I asked to return the item ,and the manager said there was no possible way to do it because he couldn't prove there was a defect. Gap only returns merchandise based on a very restrictive definition of the term "defective" (i.e. a pair of jeans was worn to a dinner party and while their owner was noshing and mingling, the pants randomly and dramatically burst into flames causing catastrophic injury to both wearer and his unfortunate interlocutors). I insisted that there was a defect, but he demurred "I don't make the rules, I just enforce them." Like a martyr, this guy was ready to go to his death for Gap's policy.

Sure this policy is bad so far as customer service goes; but would that it were upheld in other areas of life. Take religion for instance.

What if instead of foisting his own personal opinions of what ought or ought not to be included in the Holy Sacrifice of the Mass, a priest treated the liturgy as the public prayer of the Church, which it is, and refrained from adding to or deleting what the Church prescribes for the Mass? Instead of "Our Father, [Our Mother] who art in heaven", we would have Jesus' words unbracketed and unadulterated. As a Christian how can you honestly think you are improving on what Jesus said?

Instead of avoiding the masculine pronoun as if it were a curse, we would get felicitous renderings of English prayers which - what a surprise - are how the prayers are actually written. Past crimes against women should not be solved by new crimes against language, let alone the Mass.

Can you imagine? Instead of a priest openly dissenting to his parishioners and potentially damaging pious sensibilities, we would have priests confident in St. Paul's words that the Church is the "pillar and bulwark of truth" (1 Tim 3:15). "Hey" they'd insist, "I don't make the rules, I just strive to be faithful to them. After all, Jesus entrusted the keys to the kingdom of heaven, not to me, but to Peter."
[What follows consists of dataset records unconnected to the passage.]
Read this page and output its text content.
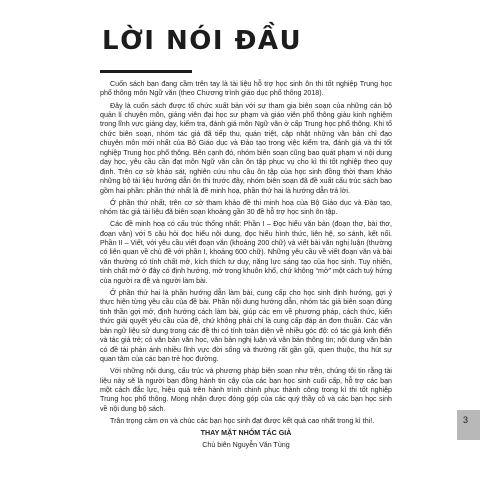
LỜI NÓI ĐẦU

Cuốn sách bạn đang cầm trên tay là tài liệu hỗ trợ học sinh ôn thi tốt nghiệp Trung học phổ thông môn Ngữ văn (theo Chương trình giáo dục phổ thông 2018).

Đây là cuốn sách được tổ chức xuất bản với sự tham gia biên soạn của những cán bộ quản lí chuyên môn, giảng viên đại học sư phạm và giáo viên phổ thông giàu kinh nghiệm trong lĩnh vực giảng dạy, kiểm tra, đánh giá môn Ngữ văn ở cấp Trung học phổ thông. Khi tổ chức biên soạn, nhóm tác giả đã tiếp thu, quán triệt, cập nhật những văn bản chỉ đạo chuyên môn mới nhất của Bộ Giáo dục và Đào tạo trong việc kiểm tra, đánh giá và thi tốt nghiệp Trung học phổ thông. Bên cạnh đó, nhóm biên soạn cũng bao quát phạm vi nội dung dạy học, yêu cầu cần đạt môn Ngữ văn cần ôn tập phục vụ cho kì thi tốt nghiệp theo quy định. Trên cơ sở khảo sát, nghiên cứu nhu cầu ôn tập của học sinh đồng thời tham khảo những bộ tài liệu hướng dẫn ôn thi trước đây, nhóm biên soạn đã đề xuất cấu trúc sách bao gồm hai phần: phần thứ nhất là đề minh hoạ, phần thứ hai là hướng dẫn trả lời.

Ở phần thứ nhất, trên cơ sở tham khảo đề thi minh hoạ của Bộ Giáo dục và Đào tạo, nhóm tác giả tài liệu đã biên soạn khoảng gần 30 đề hỗ trợ học sinh ôn tập.

Các đề minh hoạ có cấu trúc thống nhất: Phần I – Đọc hiểu văn bản (đoạn thơ, bài thơ, đoạn văn) với 5 câu hỏi đọc hiểu nội dung, đọc hiểu hình thức, liên hệ, so sánh, kết nối. Phần II – Viết, với yêu cầu viết đoạn văn (khoảng 200 chữ) và viết bài văn nghị luận (thường có liên quan về chủ đề với phần I, khoảng 600 chữ). Những yêu cầu về viết đoạn văn và bài văn thường có tính chất mở, kích thích tư duy, năng lực sáng tạo của học sinh. Tuy nhiên, tính chất mở ở đây có định hướng, mở trong khuôn khổ, chứ không “mở” một cách tuỳ hứng của người ra đề và người làm bài.

Ở phần thứ hai là phần hướng dẫn làm bài, cung cấp cho học sinh định hướng, gợi ý thực hiện từng yêu cầu của đề bài. Phần nội dung hướng dẫn, nhóm tác giả biên soạn đúng tinh thần gợi mở, định hướng cách làm bài, giúp các em về phương pháp, cách thức, kiến thức giải quyết yêu cầu của đề, chứ không phải chỉ là cung cấp đáp án đơn thuần. Các văn bản ngữ liệu sử dụng trong các đề thi có tính toàn diện về nhiều góc độ: có tác giả kinh điển và tác giả trẻ; có văn bản văn học, văn bản nghị luận và văn bản thông tin; nội dung văn bản có đề tài phản ánh nhiều lĩnh vực đời sống và thường rất gần gũi, quen thuộc, thu hút sự quan tâm của các bạn trẻ học đường.

Với những nội dung, cấu trúc và phương pháp biên soạn như trên, chúng tôi tin rằng tài liệu này sẽ là người bạn đồng hành tin cậy của các bạn học sinh cuối cấp, hỗ trợ các bạn một cách đắc lực, hiệu quả trên hành trình chinh phục thành công trong kì thi tốt nghiệp Trung học phổ thông. Mong nhận được đóng góp của các quý thầy cô và các bạn học sinh về nội dung bộ sách.

Trân trọng cảm ơn và chúc các bạn học sinh đạt được kết quả cao nhất trong kì thi!.

THAY MẶT NHÓM TÁC GIẢ

Chủ biên Nguyễn Văn Tùng

3
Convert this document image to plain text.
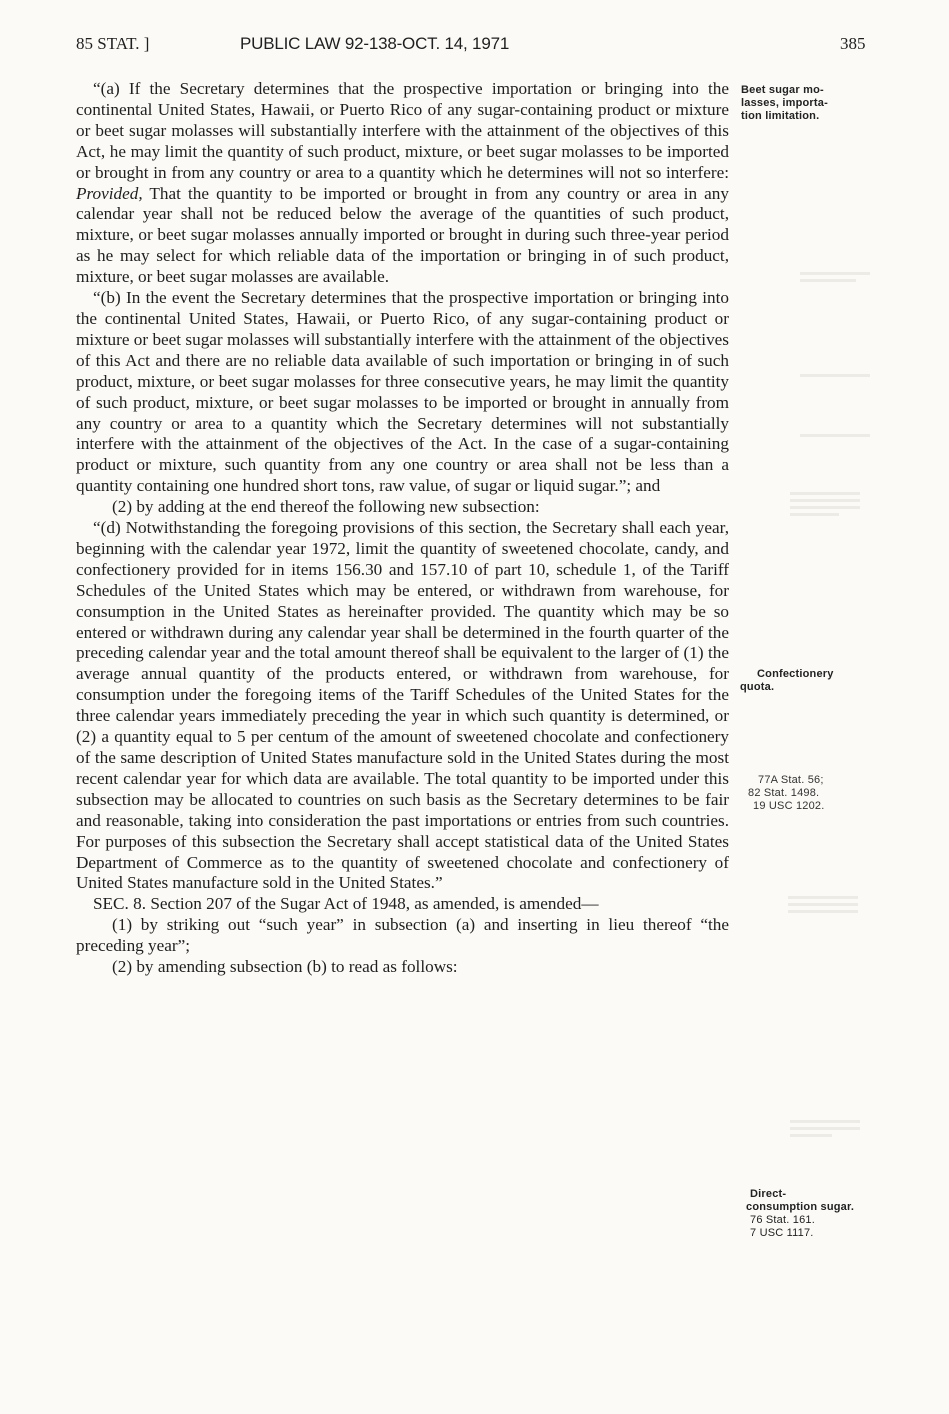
85 STAT. ]	PUBLIC LAW 92-138-OCT. 14, 1971	385

“(a) If the Secretary determines that the prospective importation or bringing into the continental United States, Hawaii, or Puerto Rico of any sugar-containing product or mixture or beet sugar molasses will substantially interfere with the attainment of the objectives of this Act, he may limit the quantity of such product, mixture, or beet sugar molasses to be imported or brought in from any country or area to a quantity which he determines will not so interfere: Provided, That the quantity to be imported or brought in from any country or area in any calendar year shall not be reduced below the average of the quantities of such product, mixture, or beet sugar molasses annually imported or brought in during such three-year period as he may select for which reliable data of the importation or bringing in of such product, mixture, or beet sugar molasses are available.

“(b) In the event the Secretary determines that the prospective importation or bringing into the continental United States, Hawaii, or Puerto Rico, of any sugar-containing product or mixture or beet sugar molasses will substantially interfere with the attainment of the objectives of this Act and there are no reliable data available of such importation or bringing in of such product, mixture, or beet sugar molasses for three consecutive years, he may limit the quantity of such product, mixture, or beet sugar molasses to be imported or brought in annually from any country or area to a quantity which the Secretary determines will not substantially interfere with the attainment of the objectives of the Act. In the case of a sugar-containing product or mixture, such quantity from any one country or area shall not be less than a quantity containing one hundred short tons, raw value, of sugar or liquid sugar.”; and

(2) by adding at the end thereof the following new subsection:

“(d) Notwithstanding the foregoing provisions of this section, the Secretary shall each year, beginning with the calendar year 1972, limit the quantity of sweetened chocolate, candy, and confectionery provided for in items 156.30 and 157.10 of part 10, schedule 1, of the Tariff Schedules of the United States which may be entered, or withdrawn from warehouse, for consumption in the United States as hereinafter provided. The quantity which may be so entered or withdrawn during any calendar year shall be determined in the fourth quarter of the preceding calendar year and the total amount thereof shall be equivalent to the larger of (1) the average annual quantity of the products entered, or withdrawn from warehouse, for consumption under the foregoing items of the Tariff Schedules of the United States for the three calendar years immediately preceding the year in which such quantity is determined, or (2) a quantity equal to 5 per centum of the amount of sweetened chocolate and confectionery of the same description of United States manufacture sold in the United States during the most recent calendar year for which data are available. The total quantity to be imported under this subsection may be allocated to countries on such basis as the Secretary determines to be fair and reasonable, taking into consideration the past importations or entries from such countries. For purposes of this subsection the Secretary shall accept statistical data of the United States Department of Commerce as to the quantity of sweetened chocolate and confectionery of United States manufacture sold in the United States.”

SEC. 8. Section 207 of the Sugar Act of 1948, as amended, is amended—

(1) by striking out “such year” in subsection (a) and inserting in lieu thereof “the preceding year”;

(2) by amending subsection (b) to read as follows:

Beet sugar mo-
lasses, importa-
tion limitation.
Confectionery
quota.
77A Stat. 56;
82 Stat. 1498.
19 USC 1202.
Direct-
consumption sugar.
76 Stat. 161.
7 USC 1117.
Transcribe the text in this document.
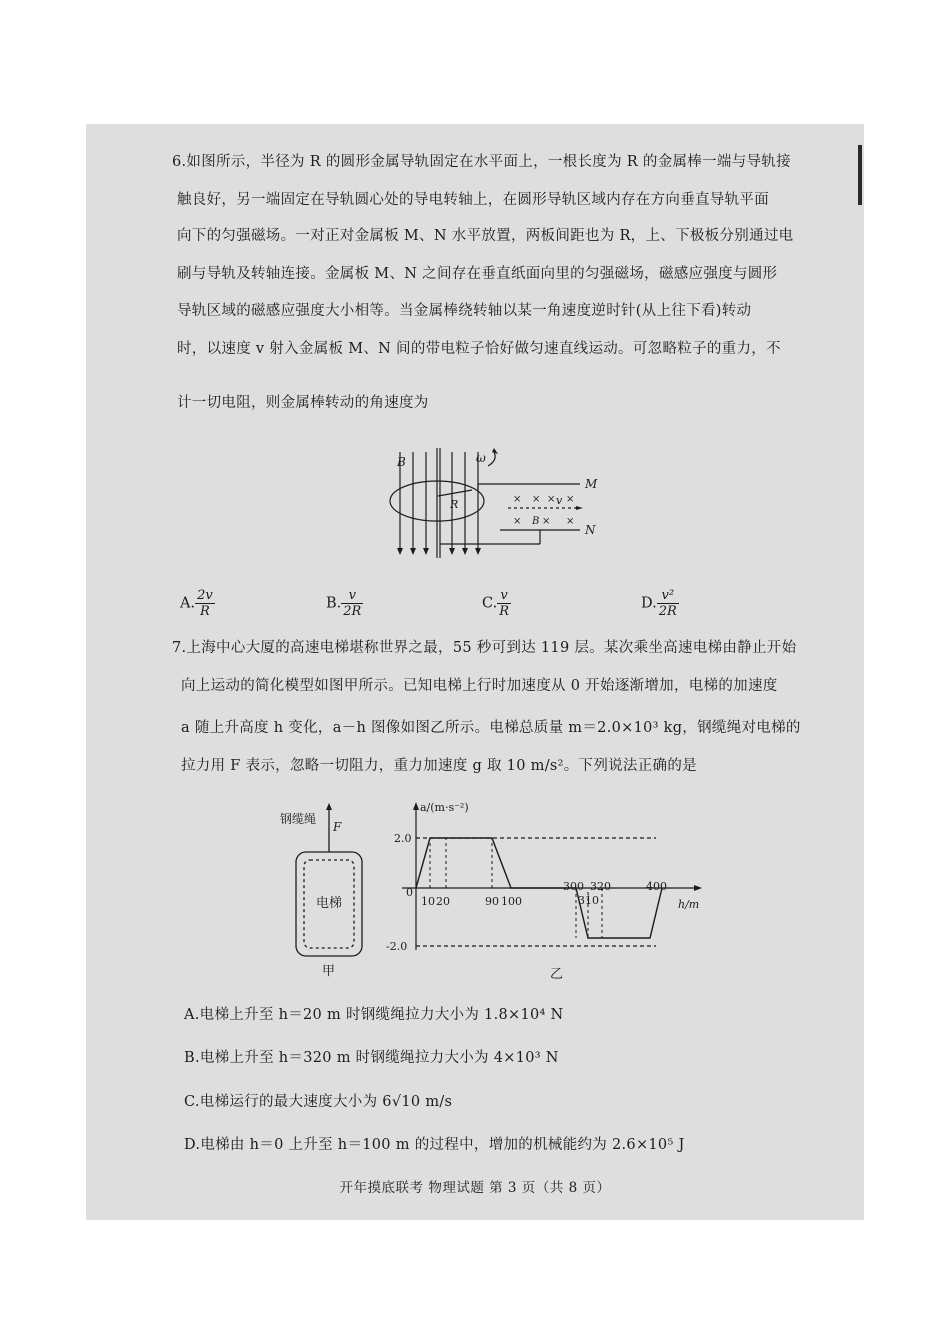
6.如图所示，半径为 R 的圆形金属导轨固定在水平面上，一根长度为 R 的金属棒一端与导轨接
触良好，另一端固定在导轨圆心处的导电转轴上，在圆形导轨区域内存在方向垂直导轨平面
向下的匀强磁场。一对正对金属板 M、N 水平放置，两板间距也为 R，上、下极板分别通过电
刷与导轨及转轴连接。金属板 M、N 之间存在垂直纸面向里的匀强磁场，磁感应强度与圆形
导轨区域的磁感应强度大小相等。当金属棒绕转轴以某一角速度逆时针(从上往下看)转动
时，以速度 v 射入金属板 M、N 间的带电粒子恰好做匀速直线运动。可忽略粒子的重力，不
计一切电阻，则金属棒转动的角速度为
B	ω
R
M
N
v
× × × ×
× B × ×
A. $\frac{2v}{R}$	B. $\frac{v}{2R}$	C. $\frac{v}{R}$	D. $\frac{\text{v²}}{2R}$
7.上海中心大厦的高速电梯堪称世界之最，55 秒可到达 119 层。某次乘坐高速电梯由静止开始
向上运动的简化模型如图甲所示。已知电梯上行时加速度从 0 开始逐渐增加，电梯的加速度
a 随上升高度 h 变化，a－h 图像如图乙所示。电梯总质量 m＝2.0×10³ kg，钢缆绳对电梯的
拉力用 F 表示，忽略一切阻力，重力加速度 g 取 10 m/s²。下列说法正确的是
钢缆绳
F
电梯
甲
a/(m·s⁻²)
h/m
0
2.0
-2.0
10 20	90 100
300 320
310
400
乙
A.电梯上升至 h＝20 m 时钢缆绳拉力大小为 1.8×10⁴ N
B.电梯上升至 h＝320 m 时钢缆绳拉力大小为 4×10³ N
C.电梯运行的最大速度大小为 6√10 m/s
D.电梯由 h＝0 上升至 h＝100 m 的过程中，增加的机械能约为 2.6×10⁵ J
开年摸底联考 物理试题 第 3 页（共 8 页）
There would be no more of this nonsense: "The Catholic Church is wrong about [insert one of the following: contraception, the male priesthood, homosexual acts, embryonic stem cell research, in vitro fertilization] and will certainly change its teaching." (With the implication being: do what you will and don't worry about specific teachings of the Church when these interfere with private preferences.) But if you set yourself against the Pope, don't you become your own pontiff? Don't get me wrong. There are many priests who strive to live and teach what the Church lives and teaches. (Yes, it seems like a no-brainer). Nor am I saying that the rest of them are malicious, but they could learn a lot from the Gap.